"Keep a grip on something," laughed Willard. "Here—I brought a small kit along. Let me fix your face."

She obediently clung to the anchoring shock springs at one end of the net and turned her face up so that he could work on the mask he had earlier painted on. His fingers were gentle, smoothing in the cream he had brought and rubbing off the make-up with lightly perfumed tissues. Maria closed her eyes luxuriously and thought how pleasant it was to be off Greenhaven.

"Was it very complicated, getting me out of there?" she asked.

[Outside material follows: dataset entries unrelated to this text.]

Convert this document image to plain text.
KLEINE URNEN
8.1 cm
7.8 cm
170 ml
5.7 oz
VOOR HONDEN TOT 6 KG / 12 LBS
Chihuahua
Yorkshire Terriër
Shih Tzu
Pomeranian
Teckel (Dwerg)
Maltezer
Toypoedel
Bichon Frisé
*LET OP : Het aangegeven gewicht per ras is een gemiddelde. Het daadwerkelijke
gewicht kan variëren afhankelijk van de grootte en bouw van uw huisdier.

"There were a lot of angles to think of," he answered, "but we pulled it off as slickly as I've ever seen done. Just strolled right out through them all. Things in this business don't often go that well to plan. There—now you look human again, just like when I started to put that face on you."

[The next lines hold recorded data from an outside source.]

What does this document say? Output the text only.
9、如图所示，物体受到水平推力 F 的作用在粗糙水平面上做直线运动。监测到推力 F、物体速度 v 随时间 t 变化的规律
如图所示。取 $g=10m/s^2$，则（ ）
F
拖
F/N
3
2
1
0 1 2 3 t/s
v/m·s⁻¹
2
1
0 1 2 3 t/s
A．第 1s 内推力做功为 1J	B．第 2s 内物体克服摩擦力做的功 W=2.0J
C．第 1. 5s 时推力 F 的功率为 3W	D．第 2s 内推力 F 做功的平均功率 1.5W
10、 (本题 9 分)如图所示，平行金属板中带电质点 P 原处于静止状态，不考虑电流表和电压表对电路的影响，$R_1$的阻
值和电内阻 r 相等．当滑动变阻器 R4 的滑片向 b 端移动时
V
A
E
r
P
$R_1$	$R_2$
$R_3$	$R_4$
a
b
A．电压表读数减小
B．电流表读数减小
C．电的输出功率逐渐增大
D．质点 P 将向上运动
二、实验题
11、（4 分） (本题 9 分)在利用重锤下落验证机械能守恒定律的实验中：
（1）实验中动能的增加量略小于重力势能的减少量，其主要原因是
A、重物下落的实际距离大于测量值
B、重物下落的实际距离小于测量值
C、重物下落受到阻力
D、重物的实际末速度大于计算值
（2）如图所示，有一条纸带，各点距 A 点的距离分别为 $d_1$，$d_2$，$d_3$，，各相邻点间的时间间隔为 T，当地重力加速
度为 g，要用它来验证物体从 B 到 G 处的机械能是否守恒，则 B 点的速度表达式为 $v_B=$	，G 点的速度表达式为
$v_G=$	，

"Not exactly," smiled Maria, plucking ruefully at the native Mother Hubbard, which billowed hideously about her in the zero gravity.

"That's easily changed," Willard said, meeting her smile significantly. "See if you can find your way out any better than you did getting into it, while I sort out the clothes I got for us."

Between the reaction from the strain of the past few hours and a glow of gratitude toward her rescuer. Maria began to sense the stir of an emotion within her that took a few moments to recognize. It surprised her a little.

"Willard," she said lazily, "it's funny, but I feel just as if I'm falling in love with you."

"That's interesting," grinned the agent. "About time, too."

"I can't tell if my knees are weak," she went on, laying a hand on his shoulder to draw herself closer, "because I'm hanging in mid-air; but you always seem to be making me strip—and I find myself not minding."